Proprietary Data Insights
Financial Pros Top Volatility ETF Searches in the Last Month
Avoid This ETF at All Costs
2022 wasn’t great for investors.
As the Fed hiked interest rates, volatility skyrocketed, sending stocks soaring one day and plunging the next.
Many are thinking defensively in 2023 and looking for ways to protect their portfolios.
One idea that pops up often is using volatility ETFs.
And it seems financial pros are thinking that way.
In the last few months, interest in volatility-related ETFs grew slowly but steadily, often putting them in financial pros’ top 10 ETF searches in our proprietary Trackstar database.
Traders typically use volatility ETFs as a hedge. They aren’t something to hold long-term.
There’s one volatility ETF with a lot of search interest that’s worth warning folks about: ProShares VIX Short-Term Futures ETF (VIXY).
We’re not saying ProShares created a bad ETF or tried to suck in unsuspecting victims.
But VIXY is extremely dangerous. You shouldn’t consider it in your portfolio for anything other than a trade.
ProShares VIX Short-Term Futures ETF
ProShares VIX Short-Term Futures ETF is designed for experienced investors and traders who seek to profit from the expected volatility of the S&P 500, as measured by the prices of CBOE Volatility Index (VIX) futures contracts.
Futures contracts are like options in that they have expiration dates. But they come with an obligation, as opposed to a right, for the owner to settle up at expiration.
They’re leveraged instruments that track some aspect of the VIX, which measures volatility based on S&P 500 option prices.
VIXY provides long exposure to the S&P 500 VIX Short-Term Futures Index, which measures the returns of a portfolio of monthly VIX futures contracts with a weighted average of one month until expiration.
It can reduce U.S. equity portfolio risk since changes in the VIX Short-Term Futures Index have historically been negatively correlated to S&P 500 returns.

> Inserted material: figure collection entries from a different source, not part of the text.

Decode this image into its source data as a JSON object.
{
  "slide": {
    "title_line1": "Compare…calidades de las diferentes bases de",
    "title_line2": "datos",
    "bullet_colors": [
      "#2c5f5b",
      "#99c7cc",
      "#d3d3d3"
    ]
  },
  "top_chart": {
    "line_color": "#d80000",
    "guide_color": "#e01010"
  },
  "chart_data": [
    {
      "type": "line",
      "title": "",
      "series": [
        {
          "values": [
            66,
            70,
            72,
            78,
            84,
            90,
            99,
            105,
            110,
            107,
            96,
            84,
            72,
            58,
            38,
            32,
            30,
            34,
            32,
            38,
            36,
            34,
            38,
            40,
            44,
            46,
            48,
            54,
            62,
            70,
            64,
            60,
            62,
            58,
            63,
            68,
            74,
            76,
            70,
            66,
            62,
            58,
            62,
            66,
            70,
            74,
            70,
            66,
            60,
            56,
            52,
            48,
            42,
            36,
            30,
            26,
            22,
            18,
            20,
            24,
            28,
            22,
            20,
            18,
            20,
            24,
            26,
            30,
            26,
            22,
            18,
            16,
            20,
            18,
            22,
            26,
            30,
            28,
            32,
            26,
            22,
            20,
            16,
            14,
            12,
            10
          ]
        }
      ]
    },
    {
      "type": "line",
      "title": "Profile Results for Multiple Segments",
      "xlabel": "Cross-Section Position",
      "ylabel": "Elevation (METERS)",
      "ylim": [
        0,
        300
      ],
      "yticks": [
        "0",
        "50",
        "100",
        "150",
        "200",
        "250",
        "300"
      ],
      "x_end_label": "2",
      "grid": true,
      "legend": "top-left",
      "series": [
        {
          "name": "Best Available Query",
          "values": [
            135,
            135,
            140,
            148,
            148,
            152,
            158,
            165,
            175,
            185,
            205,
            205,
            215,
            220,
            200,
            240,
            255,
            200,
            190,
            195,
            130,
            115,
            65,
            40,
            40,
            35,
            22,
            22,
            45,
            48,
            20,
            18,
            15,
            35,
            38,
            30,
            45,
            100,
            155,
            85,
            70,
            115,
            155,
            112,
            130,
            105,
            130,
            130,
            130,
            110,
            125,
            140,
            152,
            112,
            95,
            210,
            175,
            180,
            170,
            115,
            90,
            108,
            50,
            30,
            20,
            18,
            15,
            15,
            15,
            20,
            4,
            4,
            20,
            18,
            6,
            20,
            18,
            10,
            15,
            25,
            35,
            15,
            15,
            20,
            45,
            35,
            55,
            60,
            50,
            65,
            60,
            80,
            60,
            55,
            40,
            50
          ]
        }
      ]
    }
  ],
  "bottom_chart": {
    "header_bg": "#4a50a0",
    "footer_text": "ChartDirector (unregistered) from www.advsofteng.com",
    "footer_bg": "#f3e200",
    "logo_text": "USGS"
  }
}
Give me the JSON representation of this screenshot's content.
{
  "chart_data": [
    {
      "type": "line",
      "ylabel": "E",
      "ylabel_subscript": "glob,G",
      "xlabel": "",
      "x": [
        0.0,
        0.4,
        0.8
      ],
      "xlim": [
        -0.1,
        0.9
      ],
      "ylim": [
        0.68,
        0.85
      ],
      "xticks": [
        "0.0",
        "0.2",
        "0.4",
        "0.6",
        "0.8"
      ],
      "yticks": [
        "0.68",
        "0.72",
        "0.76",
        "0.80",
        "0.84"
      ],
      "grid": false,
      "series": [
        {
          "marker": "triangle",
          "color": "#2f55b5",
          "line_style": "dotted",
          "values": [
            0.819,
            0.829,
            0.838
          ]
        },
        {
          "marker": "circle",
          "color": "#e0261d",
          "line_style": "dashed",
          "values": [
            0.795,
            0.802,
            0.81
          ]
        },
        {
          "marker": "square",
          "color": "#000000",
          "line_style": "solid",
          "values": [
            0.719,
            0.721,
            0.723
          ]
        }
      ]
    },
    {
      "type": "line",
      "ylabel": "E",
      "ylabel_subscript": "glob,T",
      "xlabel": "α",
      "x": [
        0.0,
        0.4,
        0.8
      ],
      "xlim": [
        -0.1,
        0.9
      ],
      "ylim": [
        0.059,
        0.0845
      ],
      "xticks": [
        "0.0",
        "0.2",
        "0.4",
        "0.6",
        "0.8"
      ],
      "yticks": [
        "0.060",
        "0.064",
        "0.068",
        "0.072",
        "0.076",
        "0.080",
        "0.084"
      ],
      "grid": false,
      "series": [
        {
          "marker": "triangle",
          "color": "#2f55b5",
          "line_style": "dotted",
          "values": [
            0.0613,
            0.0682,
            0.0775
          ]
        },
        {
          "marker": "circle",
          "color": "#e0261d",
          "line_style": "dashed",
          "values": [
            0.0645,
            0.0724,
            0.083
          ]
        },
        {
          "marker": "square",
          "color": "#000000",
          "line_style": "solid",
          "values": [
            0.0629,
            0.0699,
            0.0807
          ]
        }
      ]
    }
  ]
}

But futures ETFs are a problem.
Because typically, the further you are from the expiration date, the more expensive the futures contract, a condition called contango.

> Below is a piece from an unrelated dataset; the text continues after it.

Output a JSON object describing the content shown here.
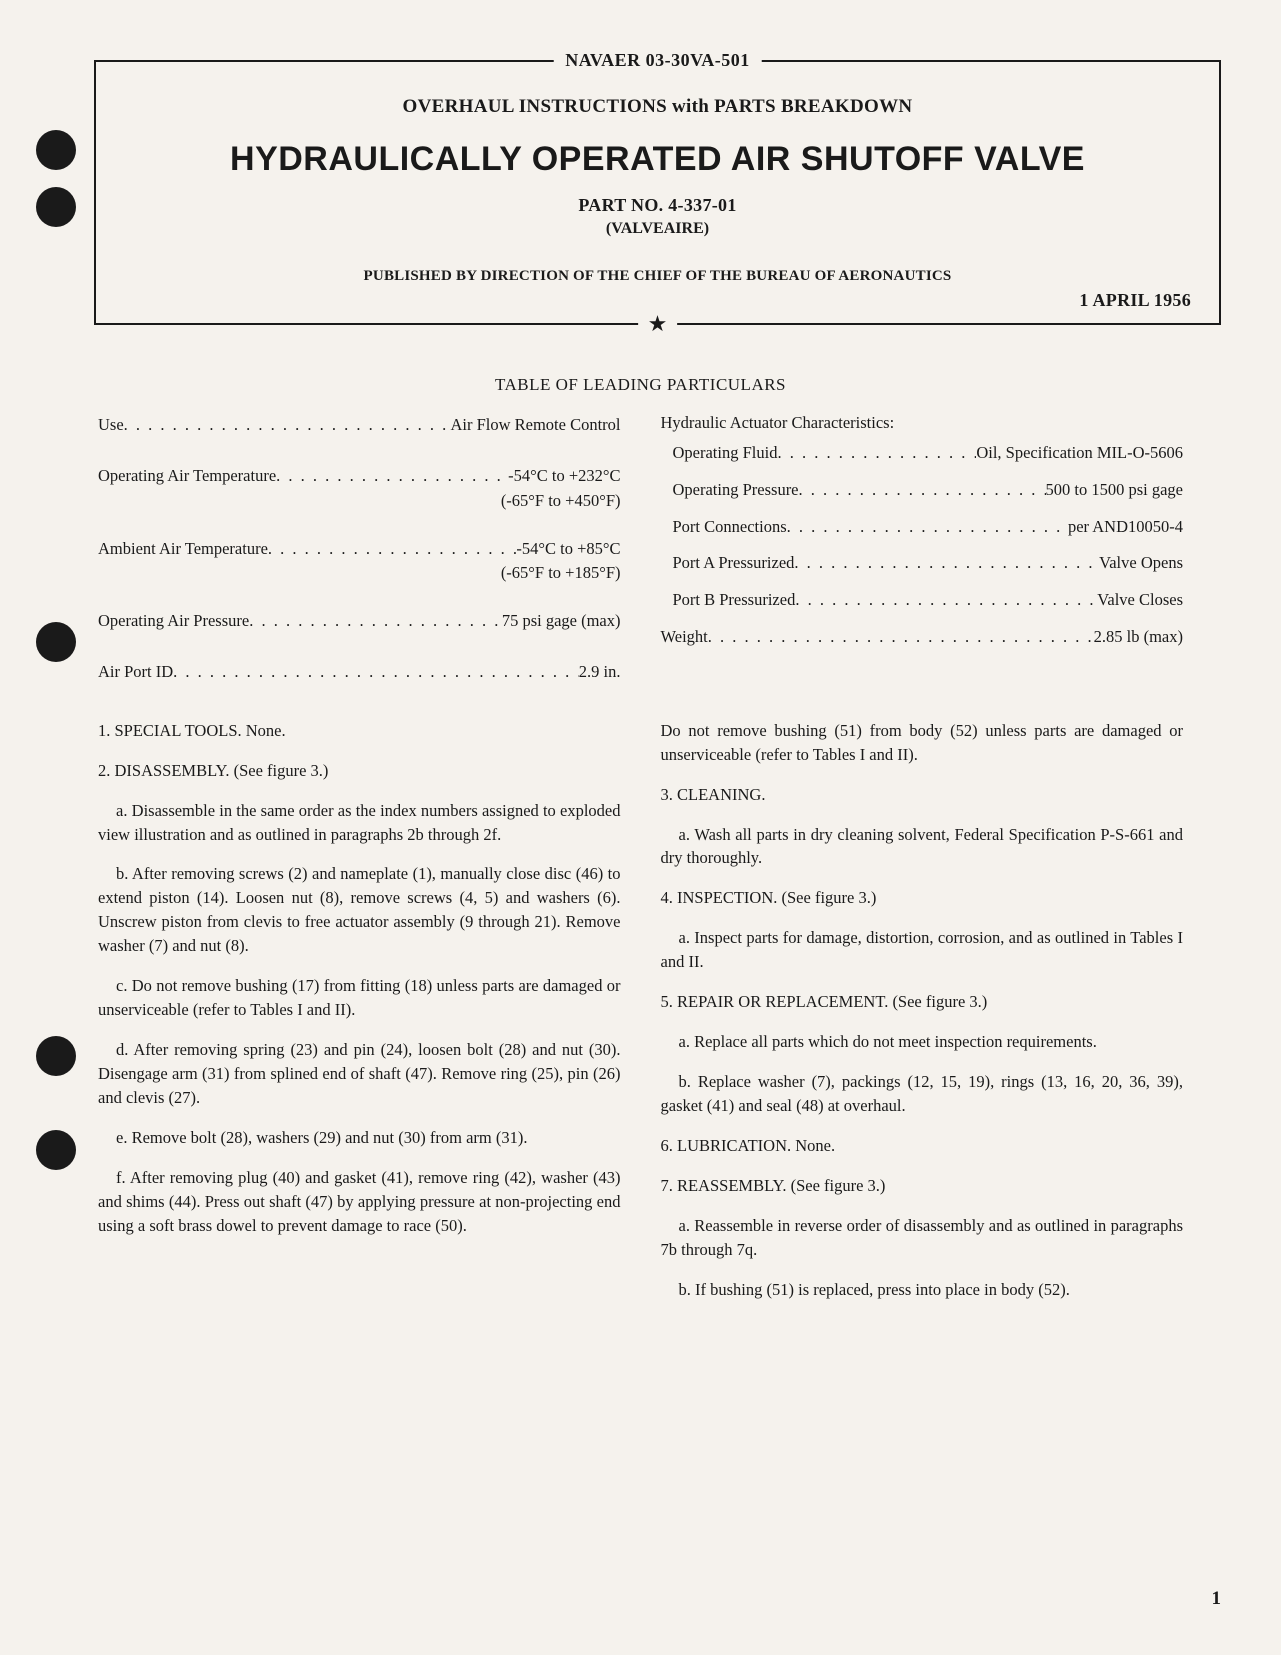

As the current contract expires, a trader has to sell that contract and buy the next one in line to keep the trade going (known as a roll), which is what the ETF does.
Due to contango, this roll means selling at a lower price and buying at a higher price.

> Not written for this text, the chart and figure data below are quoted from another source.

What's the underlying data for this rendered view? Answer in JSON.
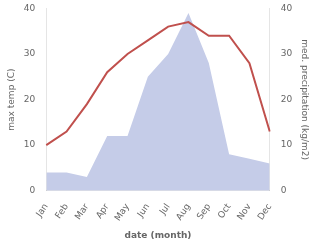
{
  "chart_data": {
    "type": "line",
    "xlabel": "date (month)",
    "ylabel": "max temp (C)",
    "y2label": "med. precipitation (kg/m2)",
    "categories": [
      "Jan",
      "Feb",
      "Mar",
      "Apr",
      "May",
      "Jun",
      "Jul",
      "Aug",
      "Sep",
      "Oct",
      "Nov",
      "Dec"
    ],
    "series": [
      {
        "type": "area",
        "color": "#c5cce8",
        "axis": "y2",
        "values": [
          4,
          4,
          3,
          12,
          12,
          25,
          30,
          39,
          28,
          8,
          7,
          6
        ]
      },
      {
        "type": "line",
        "color": "#c0504d",
        "values": [
          10,
          13,
          19,
          26,
          30,
          33,
          36,
          37,
          34,
          34,
          28,
          13
        ]
      }
    ],
    "ylim": [
      0,
      40
    ],
    "yticks": [
      0,
      10,
      20,
      30,
      40
    ],
    "y2lim": [
      0,
      40
    ],
    "y2ticks": [
      0,
      10,
      20,
      30,
      40
    ],
    "grid": false
  }
}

All other things equal, this lowers the ETF’s value over time.
This problem is worse because of the mean-reverting qualities of volatility indexes – a fancy way of saying they tend to move back to their historical averages.
Key Facts About VIXY
The VIXY portfolio consists primarily of monthly VIX futures contracts with a weighted average of one month until expiration.
It rolls contracts from the current month to the next to achieve this exposure. As we explained above, this rolling mechanism is one of the main reasons VIXY isn’t suitable for long-term investments, only for short-term trading or hedging.
VIXY is one of the worst assets to own long-term.
If you had invested $10,000 at the ETF’s founding in January 2011, it would be worth less than $5 today.
Trading & Investing in VIXY
VIXY trades actively, at an average of 7.1 million shares daily. It also has options available for traders who wish to play it in that manner.
Again, outside of day trading or short-term swing trading, avoid VIXY.
For a short-term hedge on your portfolio, there a few options besides VIXY.
They include iPath Series B S&P 500 VIX Short-Term Futures ETN (VXX), ProShares VIX Mid-Term Futures ETF (VIXM), ProShares Ultra VIX Short-Term Futures ETF (UVXY), and ProShares Short VIX Short-Term Futures ETF (SVXY).
Competitors’ Portfolio Composition
UVXY is the most volatile of the group, including VIXY, given its leverage. SVXY, although not as volatile as UVXY, is also leveraged, and investors should utilize it only for day trading.
VIXY charges an expense ratio of 0.85%, in line with the industry average for volatility products.
Daily Average Trading Volume
Our Opinion 0/10
If you want to hedge your portfolio long-term, there are better ways to do it than using VIXY or other volatility ETNs and ETFs.
Only experienced traders should utilize products like VIXY, and only for intraday opportunities. As an investment, we rate VIXY a zero.